Two former top officials from the Texas attorney general’s office testified Sept. 6-7 they were disturbed by Ken Paxton’s relationship with Nate Paul, an Austin real estate investor and campaign donor. Paul is connected to many of the 16 impeachment charges against the suspended attorney general, who is accused of bribery, conspiracy, misuse of public funds, retaliation against former employees and more.

During the second and third days of the trial, lawyers spent hours questioning former First Assistant Jeff Mateer and former Deputy First Assistant Ryan Bangert, the first two witnesses called by the House impeachment managers. The trial began Sept. 5 in the Texas Senate and is expected to last multiple weeks.

The two men and five other former employees brought their concerns to federal law enforcement in 2020, essentially “signing our professional death warrants,” Bangert said.

The details

“I went to the FBI because I believed, based on my experience over the previous nine months, that the attorney general had abandoned his obligation to work on behalf of the interests of the people of Texas to serve the interests of one person: Nate Paul,” Bangert testified.

The whistleblowers said the attorney general’s office was using “substantial resources” to help Paul with multiple cases—including pressuring employees to release confidential police documents, releasing a “midnight opinion” related to foreclosure sales during the COVID-19 pandemic, hiring an outside attorney to issue grand jury subpoenas in a criminal investigation and more.

“The problem is the office is being used for the benefit of one person,” Mateer told the jury. “It's not exercising its own independent judgment.”

Paul donated $25,000 to Paxton’s re-election campaign in 2018. Mateer said this made him and other officials “super sensitive” to the attorney general’s direct involvement in Paul’s affairs.

Mateer said he repeatedly went to Paxton with his concerns. Paxton said he would step aside, Mateer testified, but remained intertwined with Paul for months.

Tony Buzbee, Paxton’s lead defense attorney, accused Mateer of playing “a game of telephone” with the connections between Paxton and Paul.

“Is it possible that you jumped to a lot of conclusions too fast, and you could have put all this to bed if you had just talked to your boss?” Buzbee asked during a fiery exchange.

Mateer said he made “reasonable assumptions” based on Paxton’s actions throughout 2020 before reporting him to the FBI that September.

“I knew by that time that my tenure as first assistant was coming to an end,” Mateer said.

He resigned in October 2020, while Bangert resigned following the November 2020 election.

Bangert said top staffers felt “disbelief, shock and extreme concern” about the attorney general’s actions. However, Bangert testified he was still a staunch supporter of his boss and was “trying to protect the attorney general as much as [I] could.”

Bangert spoke of an office “hijacked” to serve Paul using public resources. He said there was nothing he could do to stop Paxton.

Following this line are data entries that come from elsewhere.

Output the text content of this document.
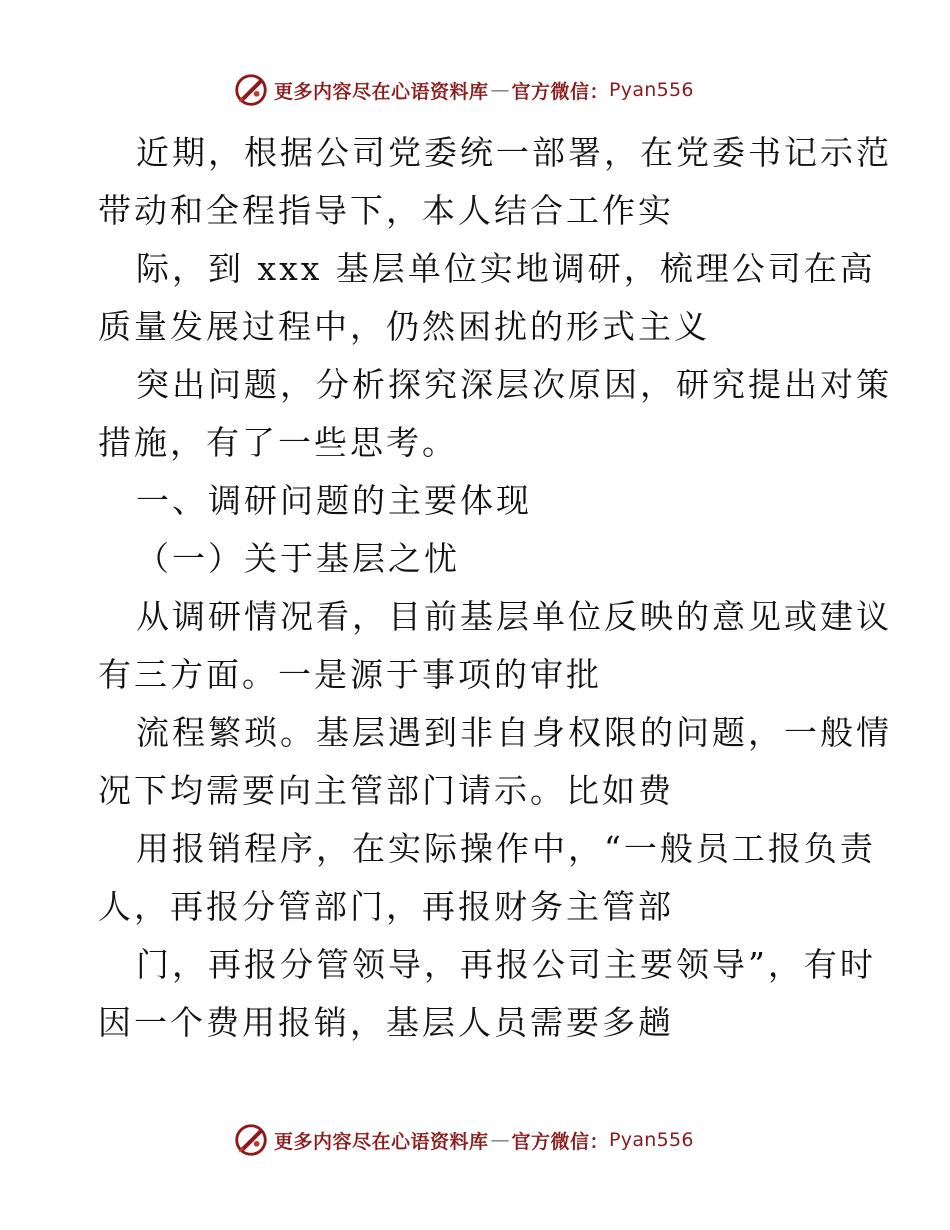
更多内容尽在心语资料库 — 官方微信： Pyan556
近期，根据公司党委统一部署，在党委书记示范
带动和全程指导下，本人结合工作实
际，到 xxx 基层单位实地调研，梳理公司在高
质量发展过程中，仍然困扰的形式主义
突出问题，分析探究深层次原因，研究提出对策
措施，有了一些思考。
一、调研问题的主要体现
（一）关于基层之忧
从调研情况看，目前基层单位反映的意见或建议
有三方面。一是源于事项的审批
流程繁琐。基层遇到非自身权限的问题，一般情
况下均需要向主管部门请示。比如费
用报销程序，在实际操作中，“一般员工报负责
人，再报分管部门，再报财务主管部
门，再报分管领导，再报公司主要领导”，有时
因一个费用报销，基层人员需要多趟
更多内容尽在心语资料库 — 官方微信： Pyan556
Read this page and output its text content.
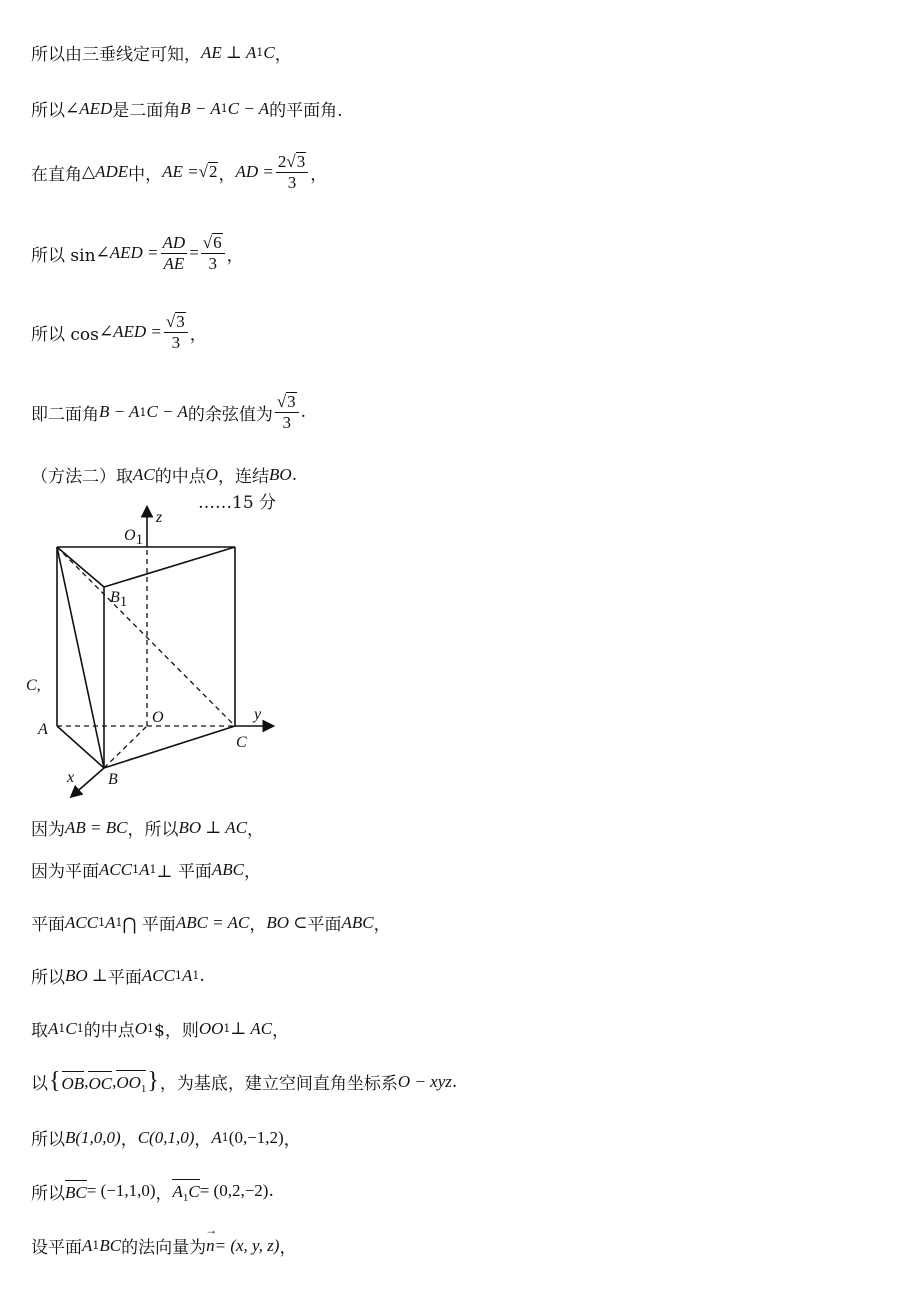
所以由三垂线定可知， AE ⊥ A 1 C ，
所以 ∠AED 是二面角 B − A 1 C − A 的平面角.
在直角 △ADE 中， AE = √ 2 ， AD = $\frac{2 √ 3}{3}$ ，
所以 sin ∠AED = $\frac{AD}{AE} = \frac{√ 6}{3}$ ，
所以 cos ∠AED = $\frac{√ 3}{3}$ ，
即二面角 B − A 1 C − A 的余弦值为 $\frac{√ 3}{3}$ .
（方法二）取 AC 的中点 O ，连结 BO .
……15 分
z
O1
B1
C,
O	y
A
C
B
x
因为 AB = BC ，所以 BO ⊥ AC ，
因为平面 ACC 1 A 1 ⊥ 平面 ABC ，
平面 ACC 1 A 1 ⋂ 平面 ABC = AC ， BO ⊂ 平面 ABC ，
所以 BO ⊥ 平面 ACC 1 A 1 .
取 A 1 C 1 的中点 O 1 $，则 OO 1 ⊥ AC ，
以 { OB , OC , $OO_1$ } ，为基底，建立空间直角坐标系 O − xyz .
所以 B(1,0,0) ， C(0,1,0) ， A 1 (0,−1,2) ，
所以 BC = (−1,1,0) ， $A_1C = (0,2,-2)$ .
设平面 A 1 BC 的法向量为 n → = (x, y, z) ，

“The criminal process had been harnessed to pursue the business entities of an individual,” Bangert said.

What’s next?

Rusty Hardin, a prosecutor for the House impeachment team, began questioning a third witness, Ryan Vassar, on the afternoon of Sept. 7. Vassar was Paxton’s deputy attorney general for legal counsel. He and three other staffers filed suit against Paxton, arguing they were fired after reporting him to federal authorities.

Each party has 27 hours of speaking time, including one hour for opening statements, one hour for rebuttals, one hour for closing statements and 24 hours for the presentation of evidence.

After hearing from witnesses and lawyers, 30 state senators will vote on each article of impeachment. Support from at least two-thirds of the senators—or 21 votes—will be required to convict Paxton on any charges.

If he is convicted, Paxton will be removed from office. Senators can also choose to bar him from holding a future statewide role.

Paxton’s wife, Sen. Angela Paxton, R-McKinney, must be present for the trial but is not allowed to participate or vote.